The highlight: a far-reaching conversation between NVIDIA founder and CEO Jensen Huang and Swedish industrialist Marcus Wallenberg exploring the intersections of AI, green computing, and Scandinavia’s broader tech scene.
“This generative AI phenomenon is creating a whole slew of new startups, new ideas, new video editing, image editing, new text,” Huang said. “It can achieve capabilities that previous computing platforms cannot.”
The Berzelius supercomputer, named for Jöns Jacob Berzelius, one of the fathers of modern chemistry, has just been upgraded to 94 NVIDIA DGX A100 AI computing systems, delivering nearly half an exaflop of AI performance, placing it among the world’s 100 fastest AI supercomputers.
“Years ago, Marcus and I started talking about a new way of doing computer science. Having a key instrument, like Berzelius, would be a fundamental instrument of future science,” Huang told the audience. “The work that is done on this instrument would make tremendous impacts to life sciences, material sciences, physical sciences and computer science.”
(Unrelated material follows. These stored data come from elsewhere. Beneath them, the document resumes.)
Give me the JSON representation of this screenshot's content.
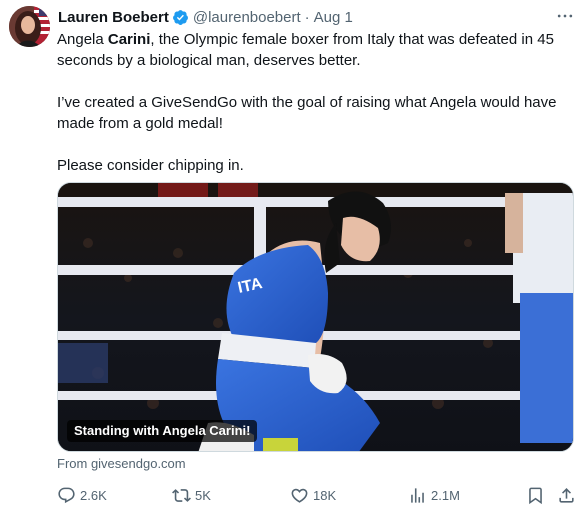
{
  "tweet": {
    "author_name": "Lauren Boebert",
    "handle": "@laurenboebert",
    "separator": "·",
    "date": "Aug 1",
    "text": {
      "p1_before": "Angela ",
      "p1_bold": "Carini",
      "p1_after": ", the Olympic female boxer from Italy that was defeated in 45 seconds by a biological man, deserves better.",
      "p2": "I’ve created a GiveSendGo with the goal of raising what Angela would have made from a gold medal!",
      "p3": "Please consider chipping in."
    },
    "media": {
      "caption": "Standing with Angela Carini!",
      "jersey_text": "ITA"
    },
    "source": "From givesendgo.com"
  },
  "metrics": {
    "replies": "2.6K",
    "reposts": "5K",
    "likes": "18K",
    "views": "2.1M"
  },
  "icons": {
    "avatar": "avatar-icon",
    "verified": "verified-badge-icon",
    "more": "more-icon",
    "reply": "reply-icon",
    "retweet": "retweet-icon",
    "like": "heart-icon",
    "views": "views-icon",
    "bookmark": "bookmark-icon",
    "share": "share-icon"
  },
  "colors": {
    "text_primary": "#0f1419",
    "text_secondary": "#536471",
    "verified_blue": "#1d9bf0",
    "jersey_blue": "#2d62d1"
  }
}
Maximum Efficiency, Minimal Impact
The rising use of electricity is one of the causes of global warming, and powerful, energy-efficient computers are crucial to fighting climate change through green computing.
Huang explained that whether for data centers or the latest smartphone, computer chips, systems and software must be designed and used to maximize energy efficiency and minimize environmental impact.
“Companies large and small have to sign up for the carbon footprint that we use to build the work that we do,” said Huang. “If there’s an opportunity for us to help accelerate workloads and reduce energy use and improve energy efficiency, we will.”
Sweden’s Role in AI
The upgrade comes as AI is powering change in every industry across the globe, with leaders from across the Nordics accelerating the growth of some of the world’s most powerful AI solutions, explained Wallenberg.
“From the perspective of the foundations, we’re trying to work for the betterment of Sweden by promoting the areas of research, technology and medicine,” said Wallenberg, whose family has for generations been deeply involved across the nation’s economy. “We are working together as a team to create possibilities and the foundations for more work to be done.”
The Berzelius system was used for training the first Swedish large language model. Increasing in size 10x every year for the last few years, large language models are just one state-of-the-art AI technology that promises transformation through learned knowledge.
Neural networks trained with massive datasets on powerful systems, LLMs are accelerating discoveries across industries such as healthcare and climate science with software frameworks like NVIDIA BioNeMo. Models like ChatGPT are making a name for themselves as a new way to use AI.
“You can connect models together to retrieve new information so that models like ChatGPT could report on the news today, who won that game, or the latest weather,” Huang said. “The combination of these capabilities means not only the ability to respond and answer questions and write stories, but it can also write programs and solve problems.”
Knowledge From Data
Solving problems requires reliable, physically accurate data. The industrial metaverse, where digital twins of real factories, rail networks or retail stores can be created, is already being used by large companies like Amazon, BMW, Ericsson and Siemens.
Following the conversation between Huang and Wallenberg, Staffan Truvé, CTO and co-founder of cybersecurity company Recorded Future, talked about how data can be used to model intelligence as a digital twin to get an end-to-end view of threats and targets.
“Today, there are three major converging threat areas. Physical, cyber and influence, which is the threat to our brains,” Truvé explained. “By creating an intelligence graph, we’re building a full picture of a threat.”
Digital twins are not the only way to gather valuable insights when developing for the future. Sara Mazur, vice executive director of the Knut and Alice Wallenberg Foundation and chair of the Wallenberg AI Autonomous Systems and Software Program, highlighted the importance of collaboration between academia and industry.